BANKS are once again up in arms with Econet Wireless over the mobile phone operator's refusal to give them access to its network platform to freely roll out their financial products. This comes as Zimbabwe's biggest mobile phone telecommunications operator has been rolling out a number of mobile phone-based financial services for its eight million subscribers including EcoCash, EcoCashSave and more recently EcoCash Payroll.
Financial institutions, through their lobby group Bankers Association of Zimbabwe, have for long expressed reservations over limited access on Econet's network.
While no official comment could be obtained from either Econet or BAZ, highly placed banking sources said negotiations were underway. However, Herald Business understands that banks wrote to the Reserve Bank of Zimbabwe, again registering their complaints about Econet's stance towards them.
Recently, BAZ president Mr George Guvamatanga said Zimbabwe does not have a legal framework that governs mobile banking services, opening up the sector to unacceptable practices.
"There is a feud in the market as banks are up in arms with Econet over its refusal to give them equal cost-effective and tamper- free access to its network for the delivery of mobile-based services," said a source privy to developments.
"Econet is literally saying to banks, build your own network; this is pretty much like the Government or National Railways of Zimbabwe saying to someone who wants to go to Bulawayo by train build your own railway line."
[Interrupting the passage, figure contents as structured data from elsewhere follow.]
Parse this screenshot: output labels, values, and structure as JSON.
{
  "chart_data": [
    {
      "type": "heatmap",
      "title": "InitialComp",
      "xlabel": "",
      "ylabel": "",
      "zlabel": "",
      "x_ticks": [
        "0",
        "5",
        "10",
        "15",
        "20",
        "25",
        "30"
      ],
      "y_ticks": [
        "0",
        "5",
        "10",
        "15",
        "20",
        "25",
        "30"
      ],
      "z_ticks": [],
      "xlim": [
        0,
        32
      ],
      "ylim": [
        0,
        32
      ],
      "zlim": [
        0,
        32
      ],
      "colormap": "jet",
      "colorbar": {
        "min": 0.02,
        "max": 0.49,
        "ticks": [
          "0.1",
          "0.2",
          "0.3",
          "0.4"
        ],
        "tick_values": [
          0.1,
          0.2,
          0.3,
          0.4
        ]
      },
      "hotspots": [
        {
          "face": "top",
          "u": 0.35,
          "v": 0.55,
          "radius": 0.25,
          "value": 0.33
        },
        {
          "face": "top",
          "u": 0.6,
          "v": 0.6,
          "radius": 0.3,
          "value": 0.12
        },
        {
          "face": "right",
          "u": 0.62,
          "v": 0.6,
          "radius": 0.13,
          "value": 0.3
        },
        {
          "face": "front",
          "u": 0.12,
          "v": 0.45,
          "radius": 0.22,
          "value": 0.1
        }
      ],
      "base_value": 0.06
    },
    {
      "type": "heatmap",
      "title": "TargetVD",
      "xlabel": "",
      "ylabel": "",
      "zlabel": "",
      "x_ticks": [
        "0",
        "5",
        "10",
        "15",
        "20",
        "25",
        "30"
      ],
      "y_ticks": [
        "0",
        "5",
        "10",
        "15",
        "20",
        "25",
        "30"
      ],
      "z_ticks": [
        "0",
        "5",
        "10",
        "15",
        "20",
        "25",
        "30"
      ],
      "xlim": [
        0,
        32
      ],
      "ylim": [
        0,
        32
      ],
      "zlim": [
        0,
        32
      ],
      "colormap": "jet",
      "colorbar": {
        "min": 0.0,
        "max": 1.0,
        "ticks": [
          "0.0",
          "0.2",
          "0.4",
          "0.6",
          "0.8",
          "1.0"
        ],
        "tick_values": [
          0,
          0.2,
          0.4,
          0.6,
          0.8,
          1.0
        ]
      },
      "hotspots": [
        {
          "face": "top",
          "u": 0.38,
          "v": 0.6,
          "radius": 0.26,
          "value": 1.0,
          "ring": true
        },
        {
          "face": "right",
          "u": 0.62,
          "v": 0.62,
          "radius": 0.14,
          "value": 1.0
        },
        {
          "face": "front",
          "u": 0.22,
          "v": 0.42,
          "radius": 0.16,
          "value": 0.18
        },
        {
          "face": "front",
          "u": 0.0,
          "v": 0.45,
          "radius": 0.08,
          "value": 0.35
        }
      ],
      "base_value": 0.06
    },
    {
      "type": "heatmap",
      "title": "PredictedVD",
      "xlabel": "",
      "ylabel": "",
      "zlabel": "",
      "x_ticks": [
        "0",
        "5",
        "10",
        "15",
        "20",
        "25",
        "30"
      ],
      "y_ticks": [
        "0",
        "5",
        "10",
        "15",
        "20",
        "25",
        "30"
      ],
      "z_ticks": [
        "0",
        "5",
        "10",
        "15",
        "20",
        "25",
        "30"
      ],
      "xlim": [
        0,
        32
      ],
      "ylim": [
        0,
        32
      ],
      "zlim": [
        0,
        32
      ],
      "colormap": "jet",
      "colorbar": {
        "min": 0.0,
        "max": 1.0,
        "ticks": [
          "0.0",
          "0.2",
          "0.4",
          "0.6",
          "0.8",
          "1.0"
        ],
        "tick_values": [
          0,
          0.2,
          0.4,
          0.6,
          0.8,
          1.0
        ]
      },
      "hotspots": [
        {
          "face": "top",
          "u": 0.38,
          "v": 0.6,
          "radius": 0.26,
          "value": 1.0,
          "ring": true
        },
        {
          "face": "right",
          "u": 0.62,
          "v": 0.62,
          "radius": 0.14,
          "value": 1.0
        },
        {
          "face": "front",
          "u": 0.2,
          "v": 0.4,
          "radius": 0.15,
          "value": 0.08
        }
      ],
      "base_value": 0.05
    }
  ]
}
According to the sources, Econet does not want players with equal financial muscle on the market to compete with its mobile phone-based financial product, particularly, EcoCash, because "they want to monopolise mobile space".
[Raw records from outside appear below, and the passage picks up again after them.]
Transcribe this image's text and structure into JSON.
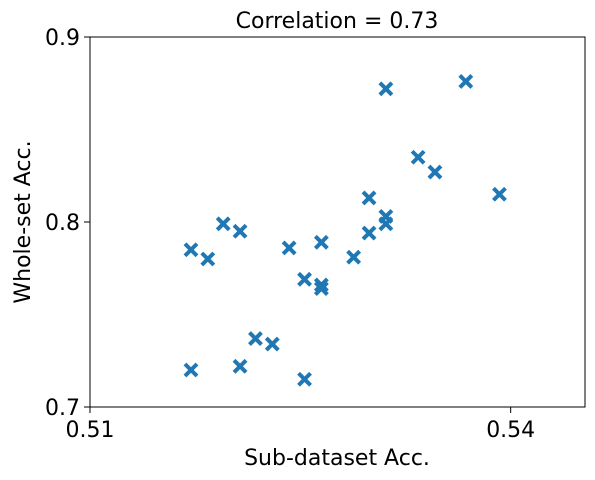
{
  "chart_data": {
    "type": "scatter",
    "title": "Correlation = 0.73",
    "xlabel": "Sub-dataset Acc.",
    "ylabel": "Whole-set Acc.",
    "xlim": [
      0.51,
      0.5453
    ],
    "ylim": [
      0.7,
      0.9
    ],
    "xticks": [
      0.51,
      0.54
    ],
    "xtick_labels": [
      "0.51",
      "0.54"
    ],
    "yticks": [
      0.7,
      0.8,
      0.9
    ],
    "ytick_labels": [
      "0.7",
      "0.8",
      "0.9"
    ],
    "grid": false,
    "marker": "x",
    "color": "#1f77b4",
    "points": [
      {
        "x": 0.5172,
        "y": 0.785
      },
      {
        "x": 0.5172,
        "y": 0.72
      },
      {
        "x": 0.5184,
        "y": 0.78
      },
      {
        "x": 0.5195,
        "y": 0.799
      },
      {
        "x": 0.5207,
        "y": 0.795
      },
      {
        "x": 0.5207,
        "y": 0.722
      },
      {
        "x": 0.5218,
        "y": 0.737
      },
      {
        "x": 0.523,
        "y": 0.734
      },
      {
        "x": 0.5242,
        "y": 0.786
      },
      {
        "x": 0.5253,
        "y": 0.769
      },
      {
        "x": 0.5253,
        "y": 0.715
      },
      {
        "x": 0.5265,
        "y": 0.789
      },
      {
        "x": 0.5265,
        "y": 0.766
      },
      {
        "x": 0.5265,
        "y": 0.764
      },
      {
        "x": 0.5288,
        "y": 0.781
      },
      {
        "x": 0.5299,
        "y": 0.813
      },
      {
        "x": 0.5299,
        "y": 0.794
      },
      {
        "x": 0.5311,
        "y": 0.872
      },
      {
        "x": 0.5311,
        "y": 0.803
      },
      {
        "x": 0.5311,
        "y": 0.799
      },
      {
        "x": 0.5334,
        "y": 0.835
      },
      {
        "x": 0.5346,
        "y": 0.827
      },
      {
        "x": 0.5368,
        "y": 0.876
      },
      {
        "x": 0.5392,
        "y": 0.815
      }
    ]
  }
}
Analyst Jerome Negonde said Econet's stance was morally wrong as the telecommunications firm was using a public frequency spectrum that belongs to everyone. Their position is said to be helping them maintain high costs for mobile banking services and that ultimately borders on monopolistic behaviour.
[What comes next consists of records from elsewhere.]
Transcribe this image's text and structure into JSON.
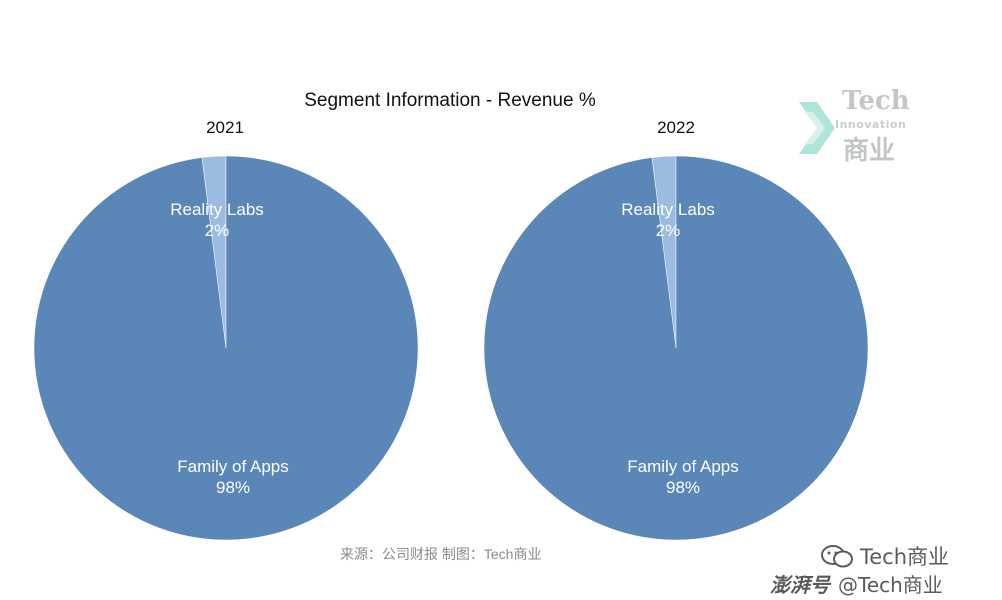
{
  "chart_data": [
    {
      "type": "pie",
      "title": "Segment Information - Revenue %",
      "subtitle": "2021",
      "slices": [
        {
          "label": "Reality Labs",
          "value": 2,
          "display": "2%",
          "color": "#9bbce0"
        },
        {
          "label": "Family of Apps",
          "value": 98,
          "display": "98%",
          "color": "#5b86b8"
        }
      ]
    },
    {
      "type": "pie",
      "title": "Segment Information - Revenue %",
      "subtitle": "2022",
      "slices": [
        {
          "label": "Reality Labs",
          "value": 2,
          "display": "2%",
          "color": "#9bbce0"
        },
        {
          "label": "Family of Apps",
          "value": 98,
          "display": "98%",
          "color": "#5b86b8"
        }
      ]
    }
  ],
  "chart_title": "Segment Information - Revenue %",
  "logo": {
    "line1": "Tech",
    "line2": "Innovation",
    "line3": "商业"
  },
  "source_note": "来源：公司财报 制图：Tech商业",
  "watermark": {
    "line1": "Tech商业",
    "line2_brand": "澎湃号",
    "line2_handle": "@Tech商业"
  }
}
However, Econet chief executive Mr Douglas Mboweni once said banks could have access to its network platform through EcoCash and that financial institutions were free to use it.
"There's a huge misunderstanding in terms of the definition of a gateway. As Econet the gate is EcoCash. Therefore, financial players who want to launch their MMTs can use EcoCash as the platform. We allow banks to transact using EcoCash even launching their own MMTs, but on the same platform. It has the capacity.
"Obviously, some have said they want another gateway; well, they are free to invest in one," Mr Mboweni said then.
He added that it was important for financial institutions to understand that infrastructure varies between companies. "Those who have opened up their gateways have infrastructure for MMT that is lying idle."
Analysts say instead of trying to compete with a money transfer system, banks need to concentrate on making their core business relevant in today's market.